The Story of San Michele by Axel Munthe

(read aloud)

This is a long autobiography written in an old style. It is very self-referential of course, and quite uneven and episodic. It is often a series of stories, some so amazing as to tempt disbelief. However I think it is all true, and certainly the medical parts seem solidly believable. Those reservations aside, this is an amazing book about an amazing man who lived at a time of ferment and turmoil. He lived at the center of civilization of his time, in Paris and Rome. He associated with the giants of his time, Pasteur, Charcot, and others. He was doctor to royalty and the very rich, but had a special heart, even a love, for the poor, the simple, the peasant. Nothing surpassed his love for animals. He worked bravely through rabies attacks, earthquakes and cholera epidemics; describing himself as terrified he belied this by his obvious bravery and unrelenting efforts to help the most hopeless situations imaginable. He was proud of his unbelief but often his actions spoke more of a deep faith.

He had perhaps what we would call "burnout" and moved to Anacapri and built a mansion, lived with simple people he loved and understood, and built a bird sanctuary and had his own menagerie at his home.

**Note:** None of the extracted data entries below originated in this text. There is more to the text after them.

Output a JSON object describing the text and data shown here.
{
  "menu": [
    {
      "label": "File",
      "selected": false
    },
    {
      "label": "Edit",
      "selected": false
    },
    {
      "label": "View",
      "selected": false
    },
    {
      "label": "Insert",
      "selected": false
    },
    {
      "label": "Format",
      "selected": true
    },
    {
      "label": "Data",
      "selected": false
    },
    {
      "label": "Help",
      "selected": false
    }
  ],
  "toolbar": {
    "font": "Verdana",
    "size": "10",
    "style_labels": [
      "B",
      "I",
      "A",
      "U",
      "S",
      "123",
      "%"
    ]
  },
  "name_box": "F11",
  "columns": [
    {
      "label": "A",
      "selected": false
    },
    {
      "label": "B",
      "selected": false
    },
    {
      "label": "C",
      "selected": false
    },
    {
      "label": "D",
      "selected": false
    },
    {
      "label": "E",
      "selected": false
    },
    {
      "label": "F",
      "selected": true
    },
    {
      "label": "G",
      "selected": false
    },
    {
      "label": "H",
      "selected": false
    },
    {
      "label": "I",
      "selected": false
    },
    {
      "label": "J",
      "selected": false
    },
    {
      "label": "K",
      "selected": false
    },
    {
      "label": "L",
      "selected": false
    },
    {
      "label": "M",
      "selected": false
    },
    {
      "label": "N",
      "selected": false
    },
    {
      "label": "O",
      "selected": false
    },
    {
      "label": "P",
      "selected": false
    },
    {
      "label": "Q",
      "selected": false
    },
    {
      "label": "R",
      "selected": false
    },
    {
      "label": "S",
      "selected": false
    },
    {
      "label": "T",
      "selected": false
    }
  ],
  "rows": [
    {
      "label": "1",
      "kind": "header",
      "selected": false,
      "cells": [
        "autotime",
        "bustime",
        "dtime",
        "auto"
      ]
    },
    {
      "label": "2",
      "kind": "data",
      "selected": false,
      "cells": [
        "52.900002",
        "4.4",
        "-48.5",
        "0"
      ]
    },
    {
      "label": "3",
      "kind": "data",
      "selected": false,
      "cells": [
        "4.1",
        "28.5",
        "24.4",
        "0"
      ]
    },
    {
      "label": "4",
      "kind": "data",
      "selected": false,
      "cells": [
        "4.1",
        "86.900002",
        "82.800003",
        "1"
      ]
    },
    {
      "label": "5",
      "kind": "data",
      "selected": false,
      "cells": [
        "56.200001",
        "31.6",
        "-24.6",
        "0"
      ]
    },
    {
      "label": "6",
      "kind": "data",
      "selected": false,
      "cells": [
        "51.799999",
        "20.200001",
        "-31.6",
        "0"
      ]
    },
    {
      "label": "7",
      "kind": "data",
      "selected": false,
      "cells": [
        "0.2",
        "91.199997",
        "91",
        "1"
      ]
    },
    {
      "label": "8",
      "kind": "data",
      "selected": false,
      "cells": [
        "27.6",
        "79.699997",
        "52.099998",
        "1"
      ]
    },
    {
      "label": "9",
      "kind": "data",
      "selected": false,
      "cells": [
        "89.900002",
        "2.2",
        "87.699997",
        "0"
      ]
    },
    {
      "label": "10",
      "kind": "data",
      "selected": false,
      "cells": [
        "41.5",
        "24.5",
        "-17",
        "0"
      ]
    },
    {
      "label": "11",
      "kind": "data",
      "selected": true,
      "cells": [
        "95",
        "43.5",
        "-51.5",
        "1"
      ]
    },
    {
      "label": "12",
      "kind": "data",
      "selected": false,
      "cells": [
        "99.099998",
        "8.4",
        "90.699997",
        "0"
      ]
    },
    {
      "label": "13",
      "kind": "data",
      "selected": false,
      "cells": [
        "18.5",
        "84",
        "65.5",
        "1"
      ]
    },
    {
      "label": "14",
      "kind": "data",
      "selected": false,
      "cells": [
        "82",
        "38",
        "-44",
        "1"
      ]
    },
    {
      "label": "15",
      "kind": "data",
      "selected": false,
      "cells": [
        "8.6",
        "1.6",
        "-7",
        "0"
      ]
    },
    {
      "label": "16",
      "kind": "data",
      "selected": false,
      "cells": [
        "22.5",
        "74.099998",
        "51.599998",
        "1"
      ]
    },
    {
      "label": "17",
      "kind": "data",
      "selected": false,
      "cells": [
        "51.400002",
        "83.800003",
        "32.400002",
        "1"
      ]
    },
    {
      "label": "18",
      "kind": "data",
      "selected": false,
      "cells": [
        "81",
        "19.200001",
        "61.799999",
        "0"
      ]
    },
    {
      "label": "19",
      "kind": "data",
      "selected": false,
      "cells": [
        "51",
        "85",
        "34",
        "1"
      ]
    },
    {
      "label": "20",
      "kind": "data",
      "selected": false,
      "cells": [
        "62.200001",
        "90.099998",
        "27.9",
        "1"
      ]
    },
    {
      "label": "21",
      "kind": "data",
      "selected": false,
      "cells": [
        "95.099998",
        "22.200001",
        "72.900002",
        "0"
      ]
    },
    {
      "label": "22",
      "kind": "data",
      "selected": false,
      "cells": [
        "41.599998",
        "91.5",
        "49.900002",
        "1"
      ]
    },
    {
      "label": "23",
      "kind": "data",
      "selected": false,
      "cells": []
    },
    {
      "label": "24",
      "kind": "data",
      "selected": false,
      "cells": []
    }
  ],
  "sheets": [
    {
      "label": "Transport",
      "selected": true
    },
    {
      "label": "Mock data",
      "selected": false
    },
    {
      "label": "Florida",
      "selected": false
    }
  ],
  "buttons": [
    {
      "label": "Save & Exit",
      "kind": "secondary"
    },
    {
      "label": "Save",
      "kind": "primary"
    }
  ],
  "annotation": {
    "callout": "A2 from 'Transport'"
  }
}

His views of medicine and his closing chapters about the approach of his own death are outstanding.

This is a long book, some parts are better than others but the willing reader who can understand the "romantic" writing style will be greatly rewarded in the reading.

Deliverance to the Captives by Karl Barth


Loaned to me by my pastor when I asked about Barth. As he said, this collection of sermons shows his heart more than his technical theology. Most of the sermons were delivered to services in a prison, hence the title. The sermons are wonderful, thoughtful and moving. He speaks methodically about a brief text and exhorts the listener to believe the good news. Some major emphases point to his central thoughts. Everything is centered in Christ and what he has done for us. This is the Word of God. Apart from Christ we cannot know or understand or receive God. In Christ we can be saved from our awful state. This is given to everyone without cost, without exception.